One of the great advantages that religion provided in the past was a set of scales as to the importance of things. If one is gangbusters to stop the use of oil, that’s his business. But in the past he would have known that family and religious obligations come before gluing his hand to I-80. But when a person does not have a moral compass that comes with a religious viewpoint, then he can hold banners supporting mass murderers and rapists, he can call a president who is a great friend of the Jewish people and Israel Hitler, and he can demand that the country prioritize unassimilated illegal foreigners over homeless veterans. Author Aleksandr Solzhenitsyn said in his famous 1978 Harvard address, A World Split Apart, that the root of most social problems in the West was the decline of religiosity and the rise of materialism. Many see religion as a source of division, hatred, and at times, violence. But they don’t see that religious life can give meaning, purpose, focus and values. I can go to less than 1 percent of all of the restaurants in the world; a nonreligious Jew would allow himself to eat in any and all of them. Sure, I drool when I pass an amazing restaurant, but I’ll go with a kosher peanut butter and jelly sandwich over a Michelin starred filet mignon dinner. Kosher offerings have improved markedly over the decades, but the fundamental question remains the same. Do you put yourself or God first? Everything falls into line with that basic question.

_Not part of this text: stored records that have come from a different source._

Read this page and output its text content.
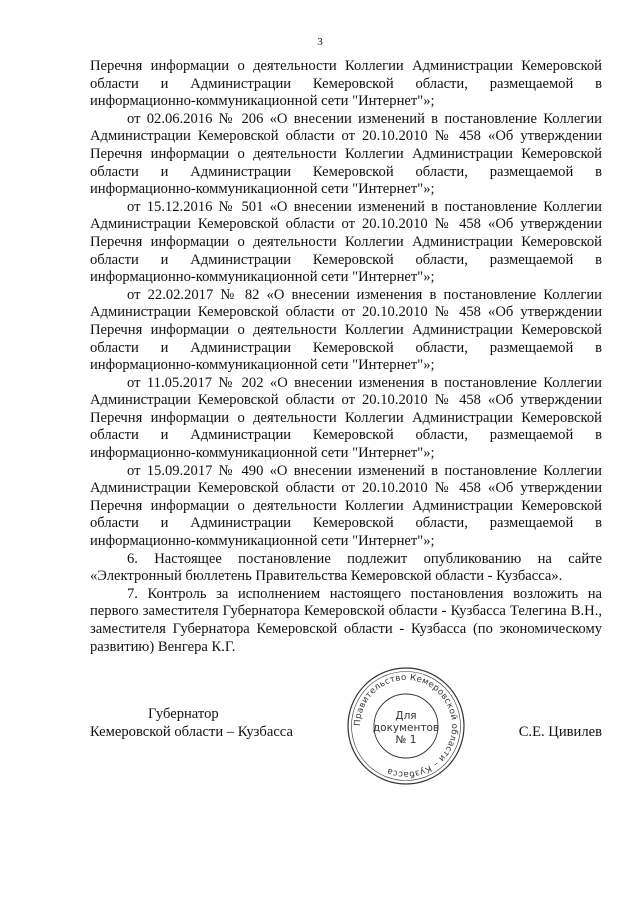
3

Перечня информации о деятельности Коллегии Администрации Кемеровской области и Администрации Кемеровской области, размещаемой в информационно-коммуникационной сети "Интернет"»;

от 02.06.2016 № 206 «О внесении изменений в постановление Коллегии Администрации Кемеровской области от 20.10.2010 № 458 «Об утверждении Перечня информации о деятельности Коллегии Администрации Кемеровской области и Администрации Кемеровской области, размещаемой в информационно-коммуникационной сети "Интернет"»;

от 15.12.2016 № 501 «О внесении изменений в постановление Коллегии Администрации Кемеровской области от 20.10.2010 № 458 «Об утверждении Перечня информации о деятельности Коллегии Администрации Кемеровской области и Администрации Кемеровской области, размещаемой в информационно-коммуникационной сети "Интернет"»;

от 22.02.2017 № 82 «О внесении изменения в постановление Коллегии Администрации Кемеровской области от 20.10.2010 № 458 «Об утверждении Перечня информации о деятельности Коллегии Администрации Кемеровской области и Администрации Кемеровской области, размещаемой в информационно-коммуникационной сети "Интернет"»;

от 11.05.2017 № 202 «О внесении изменения в постановление Коллегии Администрации Кемеровской области от 20.10.2010 № 458 «Об утверждении Перечня информации о деятельности Коллегии Администрации Кемеровской области и Администрации Кемеровской области, размещаемой в информационно-коммуникационной сети "Интернет"»;

от 15.09.2017 № 490 «О внесении изменений в постановление Коллегии Администрации Кемеровской области от 20.10.2010 № 458 «Об утверждении Перечня информации о деятельности Коллегии Администрации Кемеровской области и Администрации Кемеровской области, размещаемой в информационно-коммуникационной сети "Интернет"»;

6. Настоящее постановление подлежит опубликованию на сайте «Электронный бюллетень Правительства Кемеровской области - Кузбасса».

7. Контроль за исполнением настоящего постановления возложить на первого заместителя Губернатора Кемеровской области - Кузбасса Телегина В.Н., заместителя Губернатора Кемеровской области - Кузбасса (по экономическому развитию) Венгера К.Г.

Губернатор
Кемеровской области – Кузбасса
Правительство Кемеровской области – Кузбасса
Для
документов
№ 1
С.Е. Цивилев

There is no question that much of the protesting exists due to external funding. Lefty billionaires pay protesters to destroy the right and the fundamental underpinnings of working societies. Black Lives Supposedly Matter actually had on their manifesto website their opposition to Israel and their goal to destroy the nuclear family. What does Israel have to do with a white cop shooting a black criminal, the only event category that interested them? And why would they want to destroy the family, the basic building block of successful Western societies? People like George Soros want a world of chaos, one in which they can both profit and establish control. The combination of paying oligarchs and internally empty young people has yielded the violent protests of Antifa, pro-Hamas students and climate zealots. As we saw during Covid, society is a fragile thing, and it does not take much to weaken or destroy it. The West’s centuries of success have been based more on builders like Charlie Kirk than on destroyers like George Soros. I feel sorry for that protester who comes back to his rented flat, looks in the mirror, and then realizes if only for a fleeting moment that his life is empty. There is no there, there. No wife to cherish, children to bring up, community to support. Maybe a beer, a drag on an electronic cigarette, and then those fleeting thoughts are put back in the vault. It’s time for a protest against the end of DEI at the local DMV.